Set in a dystopian near future, the Psy/Changeling series centres around the conflict between the ruling telepaths and the downtrodden shapeshifters.

"I'd read a lot of stories about werewolves and I'd noticed it tends to be quite a painful and unwanted experience," says Singh. "I thought it might be really great to turn into a leopard or a wolf and have this whole other form you can take on. With my characters, there's no separation between their human and animal forms. They're completely happy and whole in themselves."

Despite their similar mix of teenage angst and gothic horror, Singh was not influenced by Stephenie Meyer, whose 2005 début, Twilight, was published a year before Slave To Sensation.

"I'd already written the book by that stage," says Singh, who was equally unaware of Charlaine Harris' series, which HBO later turned into True Blood. "Even though those stories have recently achieved prominence, they've been around for a long time. So the inspiration was always there rather than coming from anything that's already out there."

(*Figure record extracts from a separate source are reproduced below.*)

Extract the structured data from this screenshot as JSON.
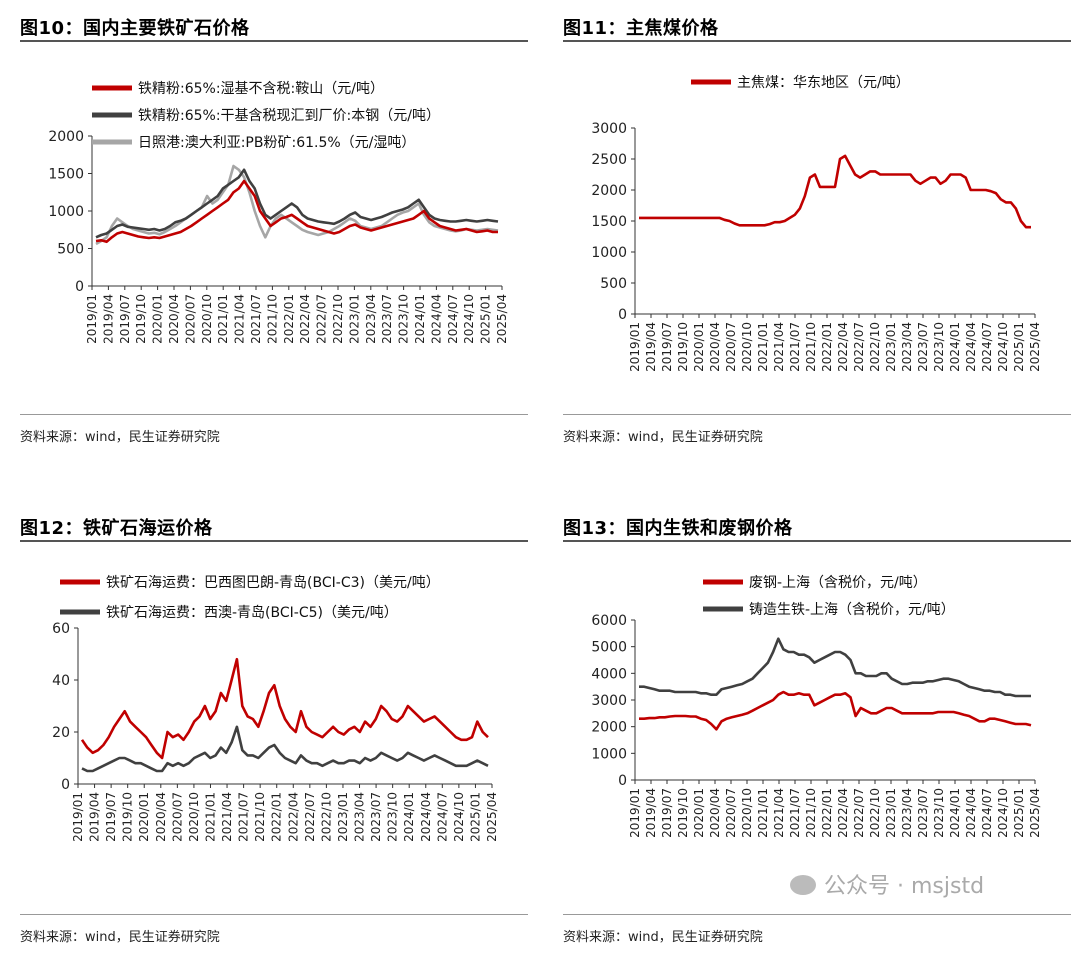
{
  "source_text": "资料来源：wind，民生证券研究院",
  "watermark": "公众号 · msjstd",
  "colors": {
    "red": "#c00000",
    "dark": "#404040",
    "gray": "#a6a6a6"
  },
  "xticks": [
    "2019/01",
    "2019/04",
    "2019/07",
    "2019/10",
    "2020/01",
    "2020/04",
    "2020/07",
    "2020/10",
    "2021/01",
    "2021/04",
    "2021/07",
    "2021/10",
    "2022/01",
    "2022/04",
    "2022/07",
    "2022/10",
    "2023/01",
    "2023/04",
    "2023/07",
    "2023/10",
    "2024/01",
    "2024/04",
    "2024/07",
    "2024/10",
    "2025/01",
    "2025/04"
  ],
  "chart_data": [
    {
      "title": "图10：国内主要铁矿石价格",
      "type": "line",
      "ylim": [
        0,
        2000
      ],
      "yticks": [
        0,
        500,
        1000,
        1500,
        2000
      ],
      "legend": "top-left",
      "series": [
        {
          "name": "铁精粉:65%:湿基不含税:鞍山（元/吨）",
          "color": "#c00000",
          "values": [
            600,
            610,
            590,
            650,
            700,
            720,
            700,
            680,
            660,
            650,
            640,
            650,
            640,
            660,
            680,
            700,
            720,
            760,
            800,
            850,
            900,
            950,
            1000,
            1050,
            1100,
            1150,
            1250,
            1300,
            1400,
            1300,
            1200,
            1000,
            900,
            800,
            850,
            900,
            920,
            950,
            900,
            850,
            800,
            780,
            760,
            740,
            720,
            700,
            720,
            760,
            800,
            820,
            780,
            760,
            740,
            760,
            780,
            800,
            820,
            840,
            860,
            880,
            900,
            950,
            1000,
            900,
            850,
            800,
            780,
            760,
            740,
            750,
            760,
            740,
            720,
            730,
            740,
            720,
            720
          ]
        },
        {
          "name": "铁精粉:65%:干基含税现汇到厂价:本钢（元/吨）",
          "color": "#404040",
          "values": [
            650,
            680,
            700,
            750,
            800,
            820,
            790,
            780,
            770,
            760,
            750,
            760,
            740,
            760,
            800,
            850,
            870,
            900,
            950,
            1000,
            1050,
            1100,
            1150,
            1200,
            1300,
            1350,
            1400,
            1450,
            1550,
            1400,
            1300,
            1100,
            950,
            900,
            950,
            1000,
            1050,
            1100,
            1050,
            950,
            900,
            880,
            860,
            850,
            840,
            830,
            860,
            900,
            950,
            980,
            920,
            900,
            880,
            900,
            920,
            950,
            980,
            1000,
            1020,
            1050,
            1100,
            1150,
            1050,
            950,
            900,
            880,
            870,
            860,
            860,
            870,
            880,
            870,
            860,
            870,
            880,
            870,
            860
          ]
        },
        {
          "name": "日照港:澳大利亚:PB粉矿:61.5%（元/湿吨）",
          "color": "#a6a6a6",
          "values": [
            560,
            600,
            650,
            800,
            900,
            850,
            800,
            760,
            740,
            720,
            700,
            710,
            690,
            720,
            760,
            800,
            850,
            900,
            950,
            1000,
            1050,
            1200,
            1100,
            1150,
            1250,
            1350,
            1600,
            1550,
            1450,
            1250,
            1000,
            800,
            650,
            800,
            900,
            950,
            900,
            850,
            800,
            750,
            720,
            700,
            680,
            700,
            720,
            760,
            800,
            850,
            900,
            870,
            800,
            780,
            760,
            780,
            800,
            850,
            900,
            950,
            980,
            1000,
            1050,
            1100,
            950,
            850,
            800,
            780,
            760,
            740,
            730,
            740,
            760,
            750,
            740,
            750,
            760,
            750,
            740
          ]
        }
      ]
    },
    {
      "title": "图11：主焦煤价格",
      "type": "line",
      "ylim": [
        0,
        3000
      ],
      "yticks": [
        0,
        500,
        1000,
        1500,
        2000,
        2500,
        3000
      ],
      "legend": "top-center",
      "series": [
        {
          "name": "主焦煤：华东地区（元/吨）",
          "color": "#c00000",
          "values": [
            1550,
            1550,
            1550,
            1550,
            1550,
            1550,
            1550,
            1550,
            1550,
            1550,
            1550,
            1550,
            1550,
            1550,
            1550,
            1550,
            1550,
            1520,
            1500,
            1460,
            1430,
            1430,
            1430,
            1430,
            1430,
            1430,
            1450,
            1480,
            1480,
            1500,
            1550,
            1600,
            1700,
            1900,
            2200,
            2250,
            2050,
            2050,
            2050,
            2050,
            2500,
            2550,
            2400,
            2250,
            2200,
            2250,
            2300,
            2300,
            2250,
            2250,
            2250,
            2250,
            2250,
            2250,
            2250,
            2150,
            2100,
            2150,
            2200,
            2200,
            2100,
            2150,
            2250,
            2250,
            2250,
            2200,
            2000,
            2000,
            2000,
            2000,
            1980,
            1950,
            1850,
            1800,
            1800,
            1700,
            1500,
            1400,
            1400
          ]
        }
      ]
    },
    {
      "title": "图12：铁矿石海运价格",
      "type": "line",
      "ylim": [
        0,
        60
      ],
      "yticks": [
        0,
        20,
        40,
        60
      ],
      "legend": "top-left",
      "series": [
        {
          "name": "铁矿石海运费：巴西图巴朗-青岛(BCI-C3)（美元/吨）",
          "color": "#c00000",
          "values": [
            17,
            14,
            12,
            13,
            15,
            18,
            22,
            25,
            28,
            24,
            22,
            20,
            18,
            15,
            12,
            10,
            20,
            18,
            19,
            17,
            20,
            24,
            26,
            30,
            25,
            28,
            35,
            32,
            40,
            48,
            30,
            26,
            25,
            22,
            28,
            35,
            38,
            30,
            25,
            22,
            20,
            28,
            22,
            20,
            19,
            18,
            20,
            22,
            20,
            19,
            21,
            22,
            20,
            24,
            22,
            25,
            30,
            28,
            25,
            24,
            26,
            30,
            28,
            26,
            24,
            25,
            26,
            24,
            22,
            20,
            18,
            17,
            17,
            18,
            24,
            20,
            18
          ]
        },
        {
          "name": "铁矿石海运费：西澳-青岛(BCI-C5)（美元/吨）",
          "color": "#404040",
          "values": [
            6,
            5,
            5,
            6,
            7,
            8,
            9,
            10,
            10,
            9,
            8,
            8,
            7,
            6,
            5,
            5,
            8,
            7,
            8,
            7,
            8,
            10,
            11,
            12,
            10,
            11,
            14,
            12,
            16,
            22,
            13,
            11,
            11,
            10,
            12,
            14,
            15,
            12,
            10,
            9,
            8,
            11,
            9,
            8,
            8,
            7,
            8,
            9,
            8,
            8,
            9,
            9,
            8,
            10,
            9,
            10,
            12,
            11,
            10,
            9,
            10,
            12,
            11,
            10,
            9,
            10,
            11,
            10,
            9,
            8,
            7,
            7,
            7,
            8,
            9,
            8,
            7
          ]
        }
      ]
    },
    {
      "title": "图13：国内生铁和废钢价格",
      "type": "line",
      "ylim": [
        0,
        6000
      ],
      "yticks": [
        0,
        1000,
        2000,
        3000,
        4000,
        5000,
        6000
      ],
      "legend": "top-center",
      "series": [
        {
          "name": "废钢-上海（含税价，元/吨）",
          "color": "#c00000",
          "values": [
            2300,
            2300,
            2320,
            2320,
            2350,
            2350,
            2380,
            2400,
            2400,
            2400,
            2380,
            2380,
            2300,
            2250,
            2100,
            1900,
            2200,
            2300,
            2350,
            2400,
            2450,
            2500,
            2600,
            2700,
            2800,
            2900,
            3000,
            3200,
            3300,
            3200,
            3200,
            3250,
            3200,
            3200,
            2800,
            2900,
            3000,
            3100,
            3200,
            3200,
            3250,
            3100,
            2400,
            2700,
            2600,
            2500,
            2500,
            2600,
            2700,
            2700,
            2600,
            2500,
            2500,
            2500,
            2500,
            2500,
            2500,
            2500,
            2550,
            2550,
            2550,
            2550,
            2500,
            2450,
            2400,
            2300,
            2200,
            2200,
            2300,
            2300,
            2250,
            2200,
            2150,
            2100,
            2100,
            2100,
            2050
          ]
        },
        {
          "name": "铸造生铁-上海（含税价，元/吨）",
          "color": "#404040",
          "values": [
            3500,
            3500,
            3450,
            3400,
            3350,
            3350,
            3350,
            3300,
            3300,
            3300,
            3300,
            3300,
            3250,
            3250,
            3200,
            3200,
            3400,
            3450,
            3500,
            3550,
            3600,
            3700,
            3800,
            4000,
            4200,
            4400,
            4800,
            5300,
            4900,
            4800,
            4800,
            4700,
            4700,
            4600,
            4400,
            4500,
            4600,
            4700,
            4800,
            4800,
            4700,
            4500,
            4000,
            4000,
            3900,
            3900,
            3900,
            4000,
            4000,
            3800,
            3700,
            3600,
            3600,
            3650,
            3650,
            3650,
            3700,
            3700,
            3750,
            3800,
            3800,
            3750,
            3700,
            3600,
            3500,
            3450,
            3400,
            3350,
            3350,
            3300,
            3300,
            3200,
            3200,
            3150,
            3150,
            3150,
            3150
          ]
        }
      ]
    }
  ]
}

Kiss Of Snow, her new novel, brings the burgeoning affair between alpha wolf Hawke and precocious Psi Sienna to an explosive head. "In terms of their relationship arc, there's a big age difference, which has kept them apart until now," says Singh.

"There's also a building political tension that's starting to result in violence between the different groups. The series started with the Psis in charge but the Changelings have been growing in power. We're building towards a final confrontation and you're going to get a new balance of power in the world. In this book, a big shift happens and lines are drawn in the sand."

With only another three or four books remaining, Singh is anticipating bringing the whole saga to a dramatic close. "I've always had an end in sight, which has helped me write a stronger series because everything has always been leading towards that," she says.

"I've always said there will be an end to the story arc but then I'd like to write some spin-off stories that wouldn't necessarily fit into the main storyline. So if people want to stop at the end, they will get the satisfaction of that ending but if they want to still explore the world they can pick up the tangent stories."

In the meantime, the ever-prolific Singh will release Archangel's Blade, the fourth Guild Hunter book, in September. "I've always wanted to fly, which I thought would be awesome," she says of the series that pits vampire hunter Elena Deveraux against the Archangel Raphael in modern-day New York. "I didn't intend to start another series but I just started writing it. I had this really powerful idea so I ran with it."